The total number of numbers greater than 100 and divisible by 5, that can be formed from the digits 3, 4, 5, 6 if no digit is repeated, is

To solve the problem of finding the total number of numbers greater than 100 and divisible by 5 that can be formed from the digits 3, 4, 5, and 6 (with no digit repeated), we can break it down into steps. ### Step-by-Step Solution: **Step 1: Understand the conditions** - The numbers must be greater than 100. - The numbers must be divisible by 5. - The digits available are 3, 4, 5, and 6. - No digit can be repeated. **Step 2: Determine the last digit for divisibility by 5** - A number is divisible by 5 if its last digit is either 0 or 5. Since we do not have 0 in our digits, the last digit must be 5. **Step 3: Count three-digit numbers** - For a three-digit number, the last digit is fixed as 5. - The first digit can be either 3, 4, or 6 (it must be greater than 0). - The second digit can be any of the remaining digits after choosing the first digit. Calculating the number of three-digit numbers: - **Choices for the first digit**: 3 options (3, 4, or 6) - **Choices for the second digit**: 2 options (remaining digits after choosing the first) Thus, the number of three-digit numbers is: \[ 3 \text{ (choices for first digit)} \times 2 \text{ (choices for second digit)} = 6 \] **Step 4: Count four-digit numbers** - For a four-digit number, the last digit is again fixed as 5. - The first digit can be either 3, 4, or 6. - The second and third digits can be chosen from the remaining two digits.

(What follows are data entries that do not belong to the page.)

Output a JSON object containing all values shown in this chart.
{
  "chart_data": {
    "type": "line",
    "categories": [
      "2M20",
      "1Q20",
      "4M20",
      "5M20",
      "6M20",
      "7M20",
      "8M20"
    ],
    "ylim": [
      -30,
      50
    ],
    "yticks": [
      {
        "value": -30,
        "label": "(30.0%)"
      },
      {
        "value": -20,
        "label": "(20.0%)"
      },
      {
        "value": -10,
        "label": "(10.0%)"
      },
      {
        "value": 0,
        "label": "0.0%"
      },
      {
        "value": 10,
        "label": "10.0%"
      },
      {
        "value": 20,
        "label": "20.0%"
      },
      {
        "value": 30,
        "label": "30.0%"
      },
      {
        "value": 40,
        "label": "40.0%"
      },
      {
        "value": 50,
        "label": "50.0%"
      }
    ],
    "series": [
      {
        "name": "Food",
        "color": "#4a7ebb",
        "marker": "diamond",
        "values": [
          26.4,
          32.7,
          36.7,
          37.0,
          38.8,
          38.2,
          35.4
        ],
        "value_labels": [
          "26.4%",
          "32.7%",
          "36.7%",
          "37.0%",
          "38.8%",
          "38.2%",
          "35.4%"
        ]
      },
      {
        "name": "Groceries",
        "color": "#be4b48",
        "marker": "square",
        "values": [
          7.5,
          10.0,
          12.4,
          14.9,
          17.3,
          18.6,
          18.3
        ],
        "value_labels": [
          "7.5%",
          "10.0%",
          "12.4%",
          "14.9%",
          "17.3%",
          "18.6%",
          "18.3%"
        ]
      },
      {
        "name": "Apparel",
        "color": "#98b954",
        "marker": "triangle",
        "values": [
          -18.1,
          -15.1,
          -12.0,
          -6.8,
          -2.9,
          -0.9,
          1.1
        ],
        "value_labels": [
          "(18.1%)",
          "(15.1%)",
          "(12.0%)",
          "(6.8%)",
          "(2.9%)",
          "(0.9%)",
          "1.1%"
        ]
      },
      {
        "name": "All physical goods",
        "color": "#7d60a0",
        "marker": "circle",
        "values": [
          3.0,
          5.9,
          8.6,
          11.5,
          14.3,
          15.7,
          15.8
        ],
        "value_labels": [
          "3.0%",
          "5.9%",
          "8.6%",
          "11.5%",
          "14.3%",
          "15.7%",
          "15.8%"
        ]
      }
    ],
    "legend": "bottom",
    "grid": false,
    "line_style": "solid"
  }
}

Calculating the number of four-digit numbers: - **Choices for the first digit**: 3 options (3, 4, or 6) - **Choices for the second digit**: 2 options (remaining digits after choosing the first) - **Choices for the third digit**: 1 option (the last remaining digit) Thus, the number of four-digit numbers is: \[ 3 \text{ (choices for first digit)} \times 2 \text{ (choices for second digit)} \times 1 \text{ (choice for third digit)} = 6 \] **Step 5: Calculate the total** - Total numbers greater than 100 and divisible by 5: \[ 6 \text{ (three-digit numbers)} + 6 \text{ (four-digit numbers)} = 12 \] ### Final Answer: The total number of numbers greater than 100 and divisible by 5 that can be formed from the digits 3, 4, 5, and 6 is **12**.